Sep 20 2012
By Sarah Guy, medwireNews Reporter
Implementing tight glycemic control after surgery with cardiopulmonary bypass does not reduce the rate of healthcare-associated infections (HAIs) among pediatric patients, compared with standard care in the intensive care unit (ICU), show US study results.
The finding is in contrast to findings in adult patients, where such a regimen has emerged as a potential approach to reduce morbidity in cardiac and surgical populations, explain the researchers.
Instead, while normoglycemia was achieved earlier in the pediatric patients with tight glycemic control compared with their peers given standard care, infection rate, mortality rate, length of hospital stay, and measures of organ failure did not differ significantly.
"Children have often had to accept medicines and treatments based on what is known to work in adults, but treatments that benefit adults do not necessarily benefit children," said Michael Lauer, from the National Institutes of Health National Heart, Lung, and Blood Institute, Bethesda, Maryland (which supported the study), in a press statement.
Michael Agus (Harvard Medical School, Boston, Massachusetts) and colleagues randomly assigned 490 children aged 0 to 30 months to tight glycemic control - using an insulin-dosing algorithm to target a blood glucose level of 80-100 mg/dL - and 490 children to standard care in the ICU, where they had no target range for blood glucose management.

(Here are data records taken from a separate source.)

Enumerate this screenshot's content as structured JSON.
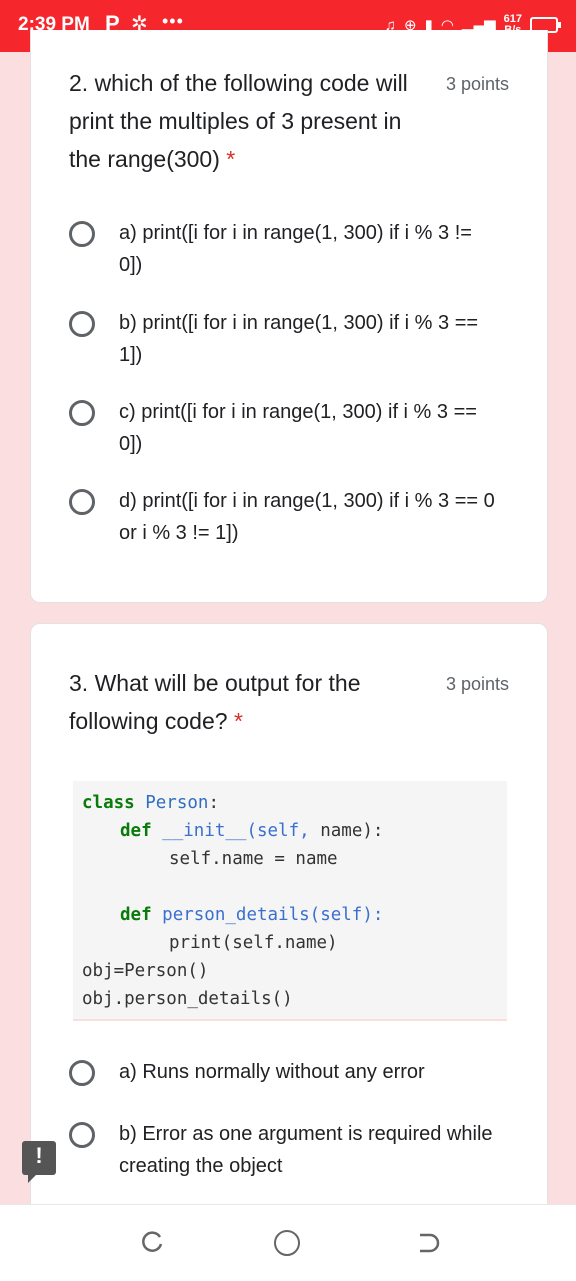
{
  "status_bar": {
    "time": "2:39 PM",
    "net_speed_value": "617",
    "net_speed_unit": "B/s"
  },
  "question2": {
    "title": "2. which of the following code will print the multiples of 3 present in the range(300)",
    "required_mark": "*",
    "points": "3 points",
    "options": [
      "a) print([i for i in range(1, 300) if i % 3 != 0])",
      "b) print([i for i in range(1, 300) if i % 3 == 1])",
      "c) print([i for i in range(1, 300) if i % 3 == 0])",
      "d) print([i for i in range(1, 300) if i % 3 == 0 or i % 3 != 1])"
    ]
  },
  "question3": {
    "title": "3. What will be output for the following code?",
    "required_mark": "*",
    "points": "3 points",
    "code_lines": [
      {
        "kw": "class",
        "name": "Person",
        "rest": ":"
      },
      {
        "kw": "def",
        "name": "__init__(self,",
        "rest": " name):"
      },
      {
        "text": "self.name = name"
      },
      {
        "kw": "def",
        "name": "person_details(self):",
        "rest": ""
      },
      {
        "text": "print(self.name)"
      },
      {
        "text": "obj=Person()"
      },
      {
        "text": "obj.person_details()"
      }
    ],
    "options": [
      "a) Runs normally without any error",
      "b) Error as one argument is required while creating the object"
    ]
  },
  "icons": {
    "status": [
      "p-icon",
      "gear-icon",
      "more-dots-icon",
      "headset-icon",
      "add-circle-icon",
      "vibrate-icon",
      "wifi-icon",
      "signal-icon",
      "battery-icon"
    ],
    "feedback": "report-icon",
    "nav": [
      "recent-apps-icon",
      "home-icon",
      "back-icon"
    ]
  },
  "colors": {
    "status_bar": "#f5262c",
    "background": "#fbdee0",
    "required": "#d93025",
    "code_keyword": "#0a7a0a",
    "code_name": "#2f6fbf"
  }
}
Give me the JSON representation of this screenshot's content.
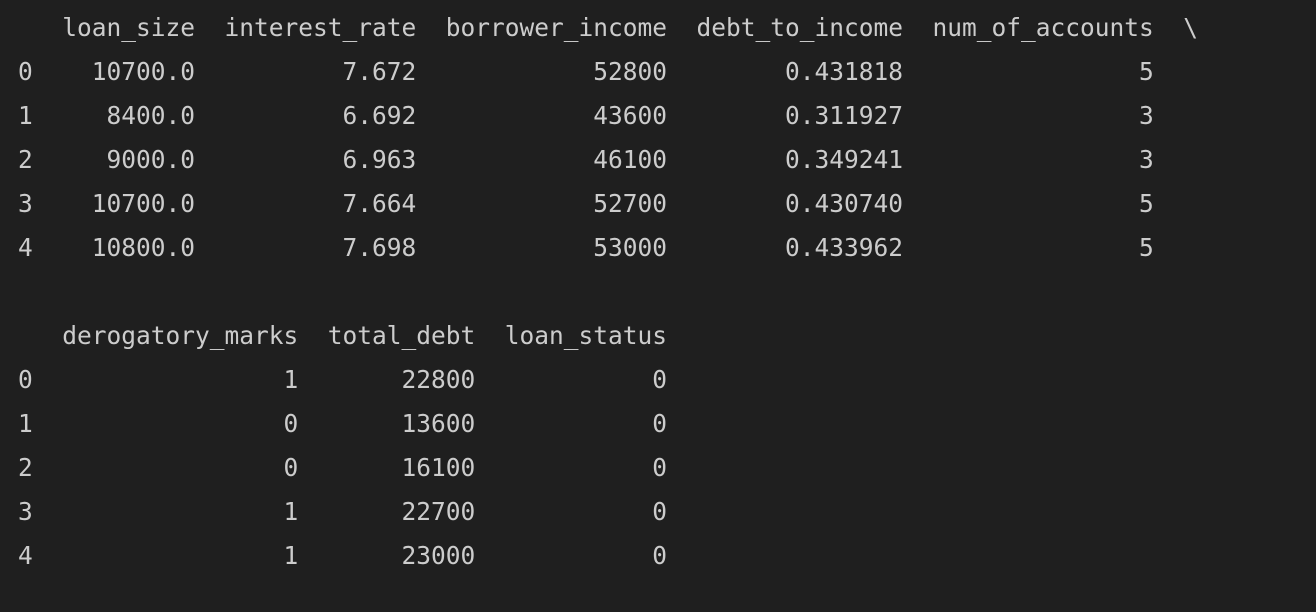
{
  "output": {
    "block1": {
      "header": "   loan_size  interest_rate  borrower_income  debt_to_income  num_of_accounts  \\",
      "rows": [
        "0    10700.0          7.672            52800        0.431818                5",
        "1     8400.0          6.692            43600        0.311927                3",
        "2     9000.0          6.963            46100        0.349241                3",
        "3    10700.0          7.664            52700        0.430740                5",
        "4    10800.0          7.698            53000        0.433962                5"
      ]
    },
    "block2": {
      "header": "   derogatory_marks  total_debt  loan_status",
      "rows": [
        "0                 1       22800            0",
        "1                 0       13600            0",
        "2                 0       16100            0",
        "3                 1       22700            0",
        "4                 1       23000            0"
      ]
    }
  }
}
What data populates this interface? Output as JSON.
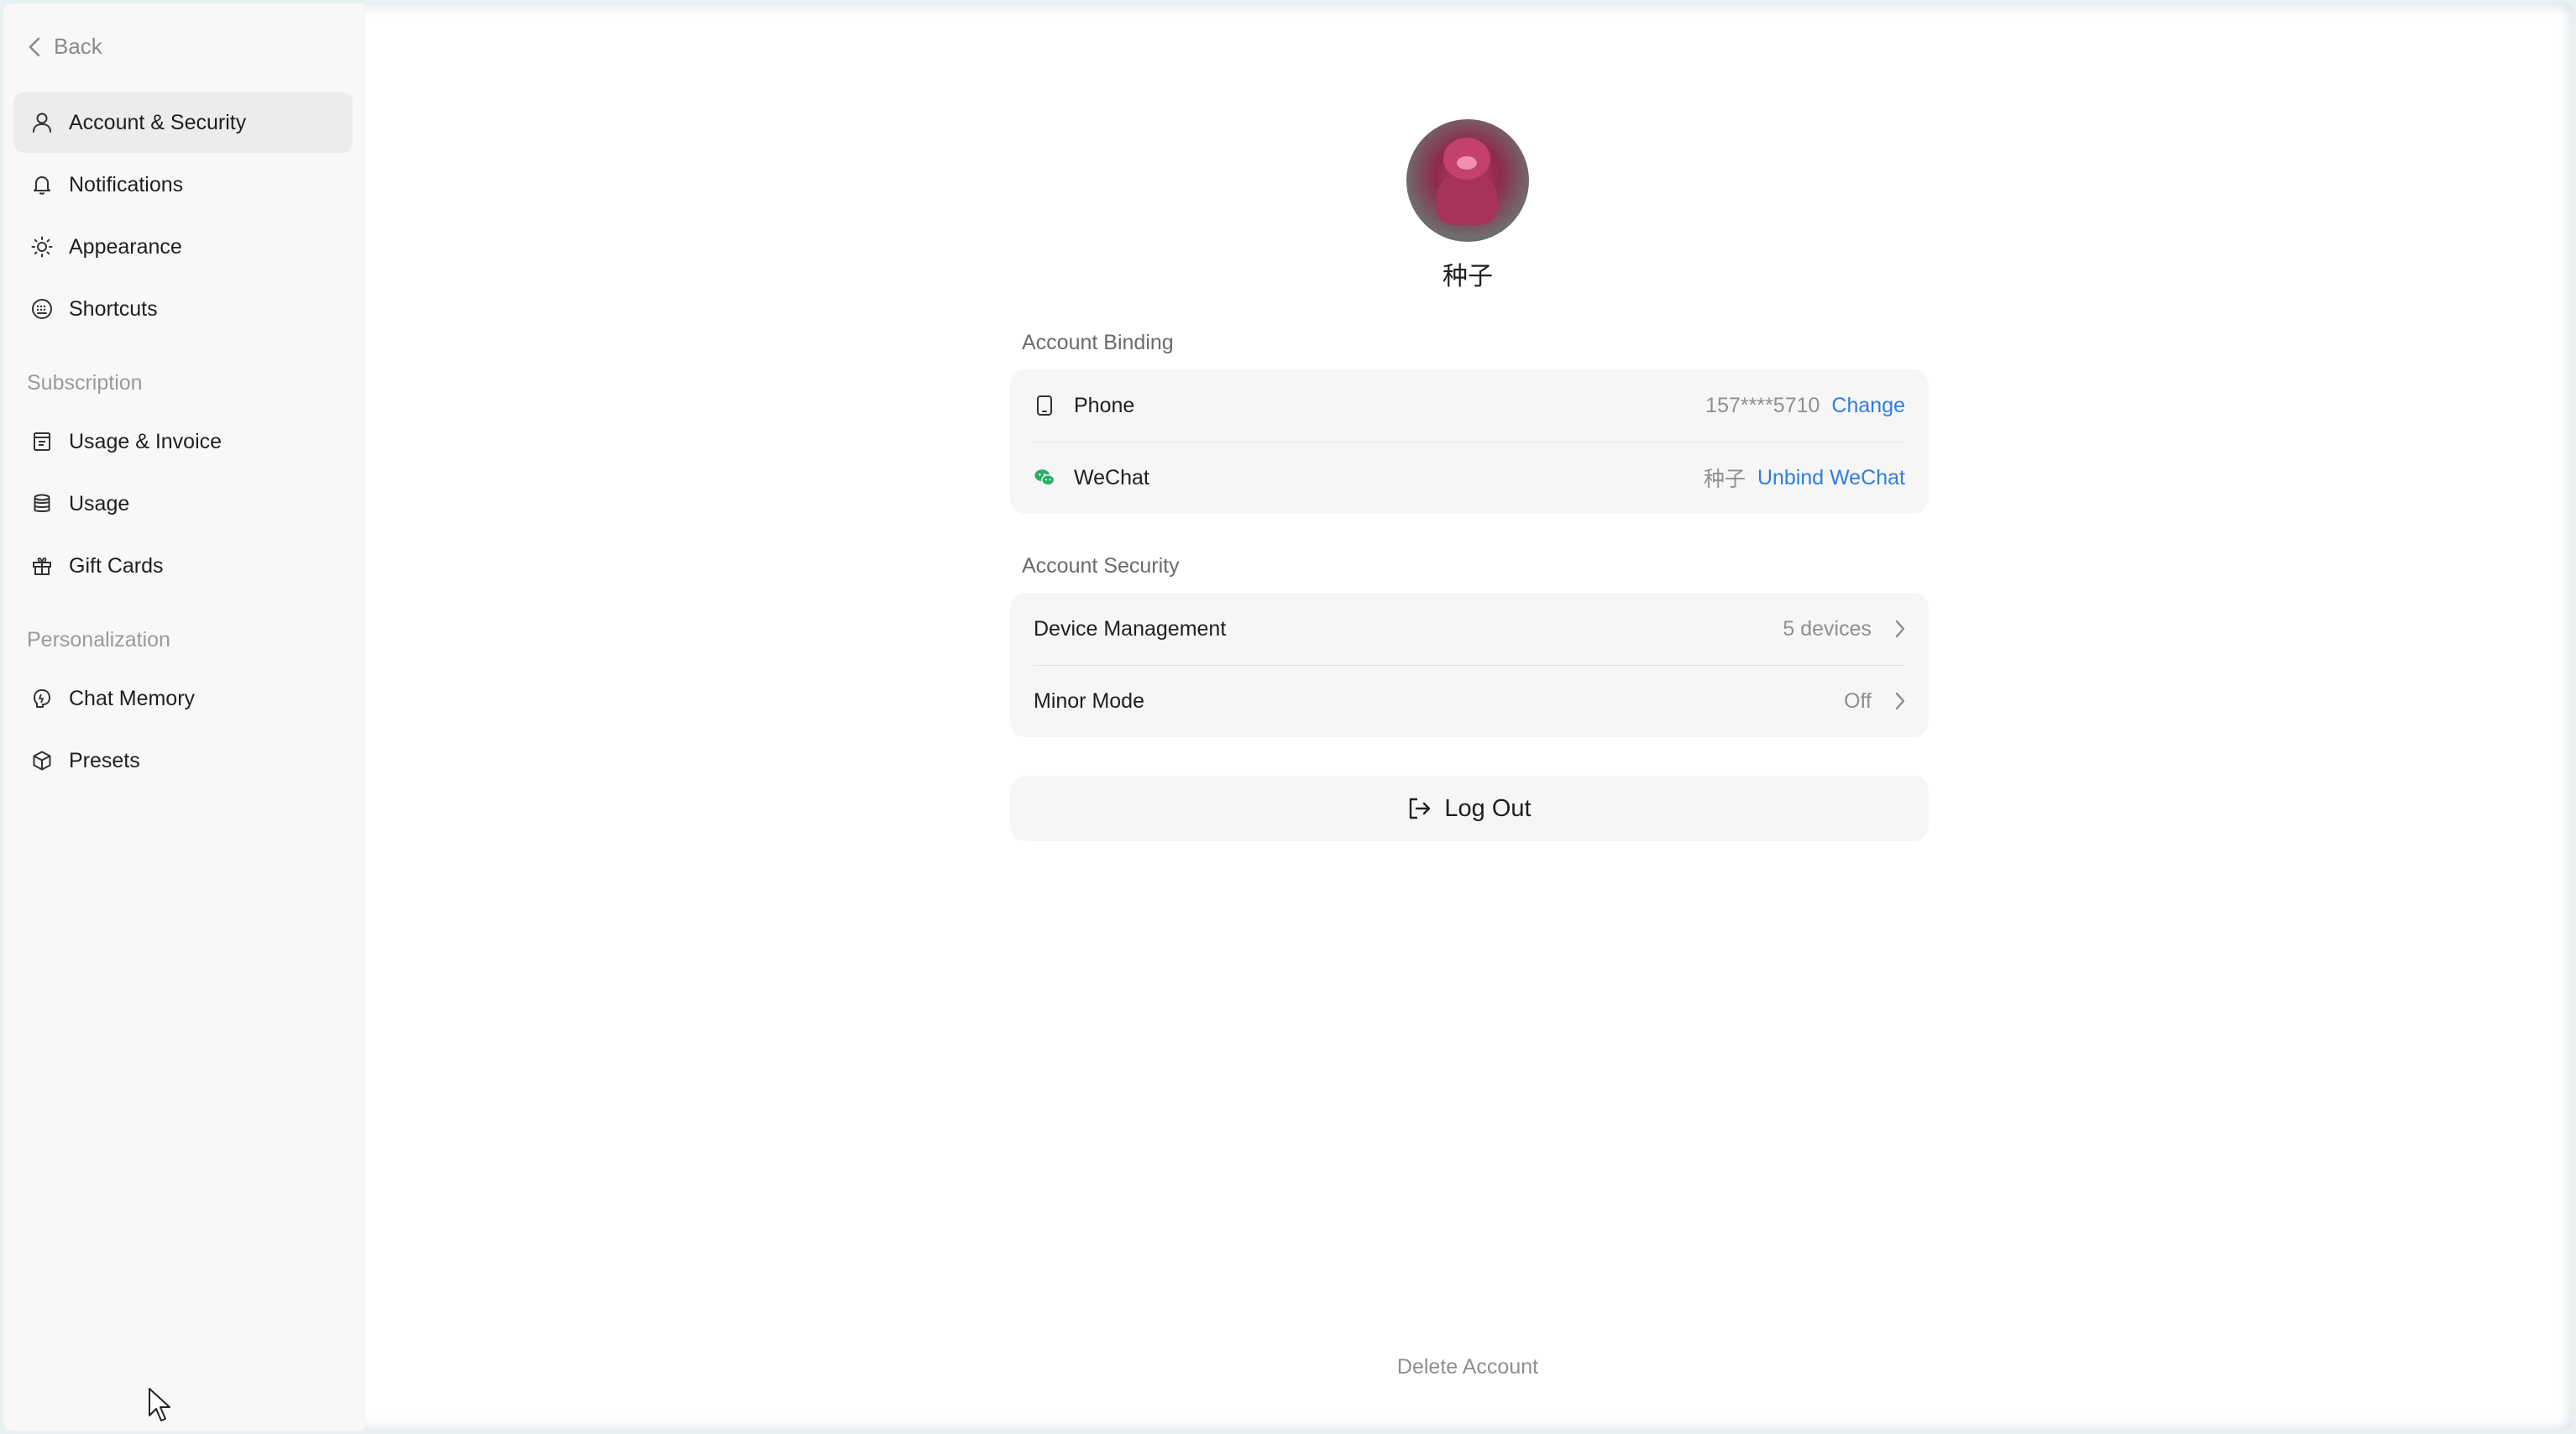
{
  "sidebar": {
    "back_label": "Back",
    "items_top": [
      {
        "label": "Account & Security",
        "icon": "user-icon",
        "active": true
      },
      {
        "label": "Notifications",
        "icon": "bell-icon"
      },
      {
        "label": "Appearance",
        "icon": "sun-icon"
      },
      {
        "label": "Shortcuts",
        "icon": "keyboard-icon"
      }
    ],
    "section_subscription": "Subscription",
    "items_subscription": [
      {
        "label": "Usage & Invoice",
        "icon": "invoice-icon"
      },
      {
        "label": "Usage",
        "icon": "database-icon"
      },
      {
        "label": "Gift Cards",
        "icon": "gift-icon"
      }
    ],
    "section_personalization": "Personalization",
    "items_personalization": [
      {
        "label": "Chat Memory",
        "icon": "memory-icon"
      },
      {
        "label": "Presets",
        "icon": "cube-icon"
      }
    ]
  },
  "profile": {
    "username": "种子"
  },
  "account_binding": {
    "title": "Account Binding",
    "phone": {
      "label": "Phone",
      "value": "157****5710",
      "action": "Change"
    },
    "wechat": {
      "label": "WeChat",
      "value": "种子",
      "action": "Unbind WeChat"
    }
  },
  "account_security": {
    "title": "Account Security",
    "device": {
      "label": "Device Management",
      "value": "5 devices"
    },
    "minor": {
      "label": "Minor Mode",
      "value": "Off"
    }
  },
  "logout_label": "Log Out",
  "delete_label": "Delete Account",
  "colors": {
    "accent_link": "#2f7de1",
    "wechat_green": "#2aae67",
    "sidebar_bg": "#f8f8f8",
    "card_bg": "#f6f6f6"
  }
}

In all, 97% of children had at least one postsurgery glucose measurement above 110 mg/dL, report the researchers, with severe hypoglycemia (<40 mg/dL) seen in 3% and 1% of the tight glycemic control group and standard care group, respectively.
The per-protocol analysis showed a nonsignificant HAI rate of 8.6 per 1000 patient-days in the glycemic-control group, and 9.9 per 1000 patient-days in the standard ICU care group, giving a nonsignificant risk reduction of 12% for those under tight glycemic control.
This nonsignificant association was true for all infections examined: pneumonia, bloodstream, urinary tract, and surgical-site infections.
Furthermore, Agus and team report no significant differences in any other outcomes assessed, although time to normoglycemia was significantly shorter in the glycemic control versus standard care group, at 6 versus 16 hours.
"Whether there are age-related differences in the biologic sequelae of hyperglycemia in pediatric and adult populations of cardiac surgical patients is unknown," the team concludes in The New England Journal of Medicine.